Fletcher sighed as he added, “And notes and taped interviews with Louis Russo. That’s what I’m told.”

“Secondhand stuff.”

“Mr. President,” Fletcher said, “the Widmer hearings will be televised. They will be front page on every paper in America, and overseas, too. If there are tape recordings and they contain Russo’s allegations about you, hearing them will be riveting to the American people. They-”

“How do you know? Have you heard the tapes?”

“No, sir, but I assume they contain Russo’s charges in his own voice.”

“What about this guy’s book? What’s his name? Marienthal?”

“Richard Marienthal. His book is being published by Hobbes House.”

Parmele guffawed. “Hobbes House! Why am I not surprised?”

“I’ve had the editor and publisher queried, Mr. President. They’ll say nothing more than it’s a novel.”

“A novel? Widmer’s going to base his hearings on a goddamn piece of fiction?”
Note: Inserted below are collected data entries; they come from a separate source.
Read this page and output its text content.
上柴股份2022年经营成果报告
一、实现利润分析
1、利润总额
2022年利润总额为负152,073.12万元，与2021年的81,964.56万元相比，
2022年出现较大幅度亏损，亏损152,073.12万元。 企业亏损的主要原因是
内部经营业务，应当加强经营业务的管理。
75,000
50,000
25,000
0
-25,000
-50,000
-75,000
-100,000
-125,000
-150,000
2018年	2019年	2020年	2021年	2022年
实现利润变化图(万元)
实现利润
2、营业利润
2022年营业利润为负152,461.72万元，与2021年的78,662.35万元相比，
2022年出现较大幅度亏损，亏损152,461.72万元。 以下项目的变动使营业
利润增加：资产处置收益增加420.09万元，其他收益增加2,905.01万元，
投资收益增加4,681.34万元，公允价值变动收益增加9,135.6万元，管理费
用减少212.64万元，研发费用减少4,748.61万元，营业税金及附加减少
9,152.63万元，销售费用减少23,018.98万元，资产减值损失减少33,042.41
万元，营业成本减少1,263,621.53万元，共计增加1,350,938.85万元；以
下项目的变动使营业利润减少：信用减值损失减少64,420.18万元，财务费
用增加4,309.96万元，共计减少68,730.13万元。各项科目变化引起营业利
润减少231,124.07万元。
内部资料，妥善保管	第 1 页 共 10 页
“I don’t believe it is a novel, Mr. President. Chances are they’re calling it a novel at this juncture to keep its true nature under wraps. It has to be a nonfiction recounting of what Mr. Russo claims happened and his role in it.”

Parmele stood again. “This is nothing but a goddamn political hatchet job to derail a second term.”

“Of course it is,” agreed Fletcher, not adding that it represented considerably more than that. The word impeachment never passed his lips.

Murder at Union Station pic_40.jpg

Congressional liaison Walter Brown’s breaking the news about the substance of the Widmer hearings hadn’t come as a surprise to Fletcher. Far from it. As tight as security had been surrounding the hearings, tidbits about the genesis of them had begun to ripple around official Washington as early as two weeks ago. Light on specifics, the rumors had been brought to Fletcher’s attention by well-placed sources inside Congress, members of Parmele’s political party.

This posed a dilemma for the political adviser. He considered going to the president soon after learning of it, but decided against it. It was all too vague at that juncture, too grounded in innuendo and half-truths. Too, there were the sources of the information, those unnamed men and women whose own agendas had to be questioned.

Instead, Fletcher made the decision to pursue it through his own contacts, keeping the president out of the loop, at least in the short run.

His first step had been to confer with the attorney general of the United States, Wayne Garson. That meeting had taken place in the west wing of the White House, a room not much in demand because it was not much bigger than a closet.